If you suffer a chronic workplace injury, you may be able to receive benefits for up to 500 weeks, or sometimes even longer, depending on the situation and your condition. You may also qualify for disability benefits or Social Security Disability, though receiving these might lower or replace the workers' compensation you can receive.

Pre-existing conditions

Most people do not realize that workers' compensation applies to pre-existing conditions that get aggravated by a job, not just new injuries that occur at the workplace. Some employers may even give misleading information about this and, sadly, many claims are wrongly denied the first time because of this as well. However, by law, pre-existing conditions are covered.
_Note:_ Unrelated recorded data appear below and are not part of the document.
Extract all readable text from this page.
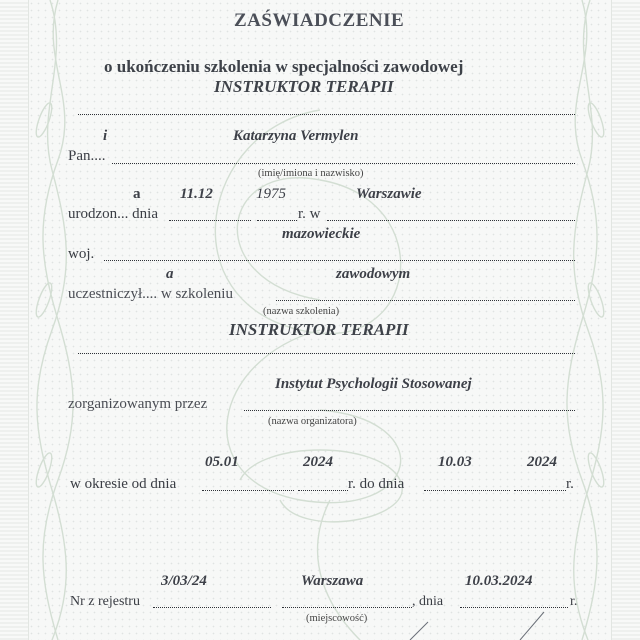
ZAŚWIADCZENIE
o ukończeniu szkolenia w specjalności zawodowej
INSTRUKTOR TERAPII
i	Katarzyna Vermylen
Pan....
(imię/imiona i nazwisko)
a	11.12	1975	Warszawie
urodzon... dnia	r. w
mazowieckie
woj.
a	zawodowym
uczestniczył.... w szkoleniu
(nazwa szkolenia)
INSTRUKTOR TERAPII
Instytut Psychologii Stosowanej
zorganizowanym przez
(nazwa organizatora)
05.01	2024	10.03	2024
w okresie od dnia	r. do dnia	r.
3/03/24	Warszawa	10.03.2024
Nr z rejestru	, dnia	r.
(miejscowość)
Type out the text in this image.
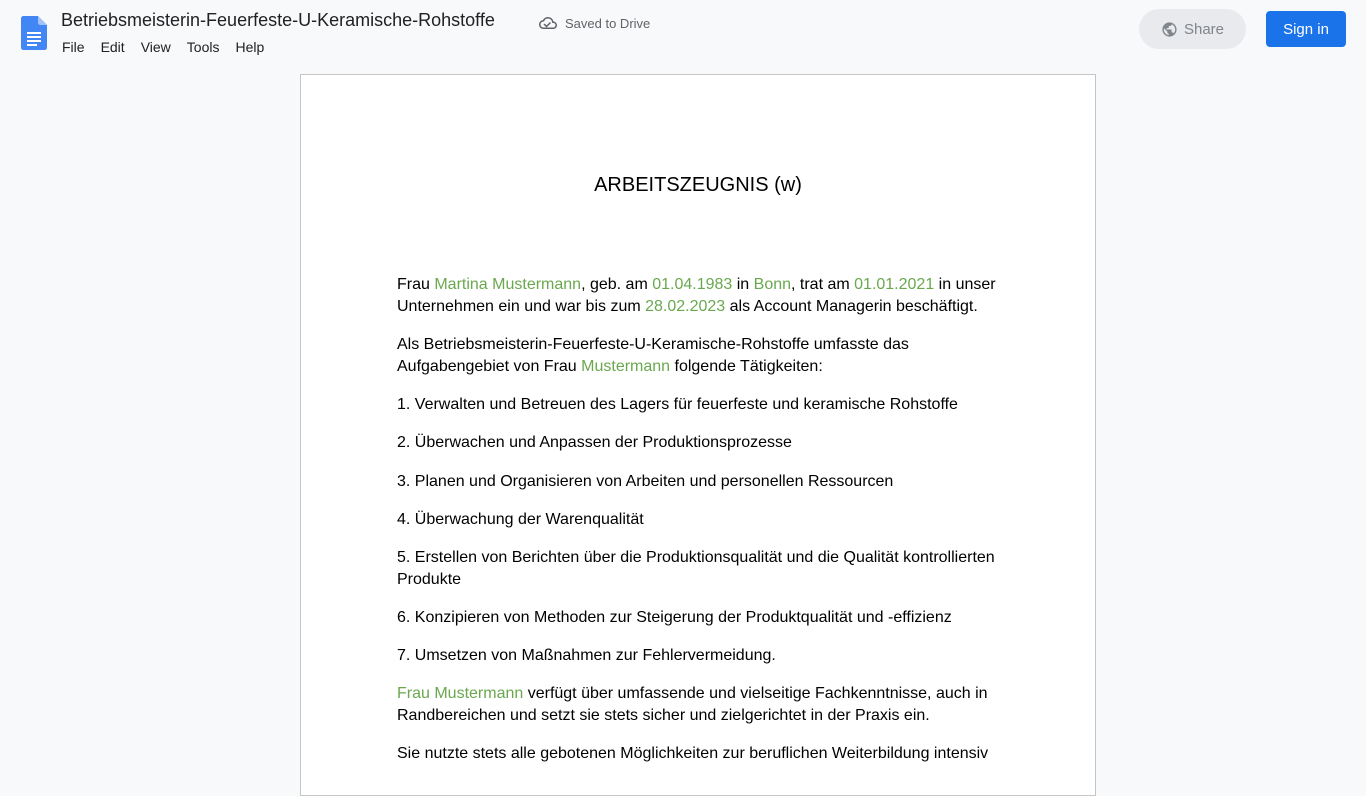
Betriebsmeisterin-Feuerfeste-U-Keramische-Rohstoffe	Saved to Drive
File	Edit	View	Tools	Help
Share	Sign in
ARBEITSZEUGNIS (w)

Frau Martina Mustermann, geb. am 01.04.1983 in Bonn, trat am 01.01.2021 in unser Unternehmen ein und war bis zum 28.02.2023 als Account Managerin beschäftigt.

Als Betriebsmeisterin-Feuerfeste-U-Keramische-Rohstoffe umfasste das Aufgabengebiet von Frau Mustermann folgende Tätigkeiten:

1. Verwalten und Betreuen des Lagers für feuerfeste und keramische Rohstoffe

2. Überwachen und Anpassen der Produktionsprozesse

3. Planen und Organisieren von Arbeiten und personellen Ressourcen

4. Überwachung der Warenqualität

5. Erstellen von Berichten über die Produktionsqualität und die Qualität kontrollierten Produkte

6. Konzipieren von Methoden zur Steigerung der Produktqualität und -effizienz

7. Umsetzen von Maßnahmen zur Fehlervermeidung.

Frau Mustermann verfügt über umfassende und vielseitige Fachkenntnisse, auch in Randbereichen und setzt sie stets sicher und zielgerichtet in der Praxis ein.

Sie nutzte stets alle gebotenen Möglichkeiten zur beruflichen Weiterbildung intensiv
Those with previous conditions who file for workers' compensation are entitled to the same benefits as anyone else who files. You should not receive less compensation just because your condition already existed. You also cannot be denied benefits just because someone else without your condition would not need those benefits in that situation. You have equal rights to file and equal rights to being considered for compensation.

Filing for chronic or pre-existing conditions

Workers' compensation can be a difficult process for anyone, but it is especially complex when chronic or pre-existing conditions are involved. Many claims are denied the first time, meaning people often have to refile, and a lot of information is needed to prove the injury and the treatment/benefits needed for it. Scheduling a free consultation with a workers' comp attorney can be extremely helpful. They can advise you on what steps to take based on your situation and help you gather all the information you will need to successfully file a claim.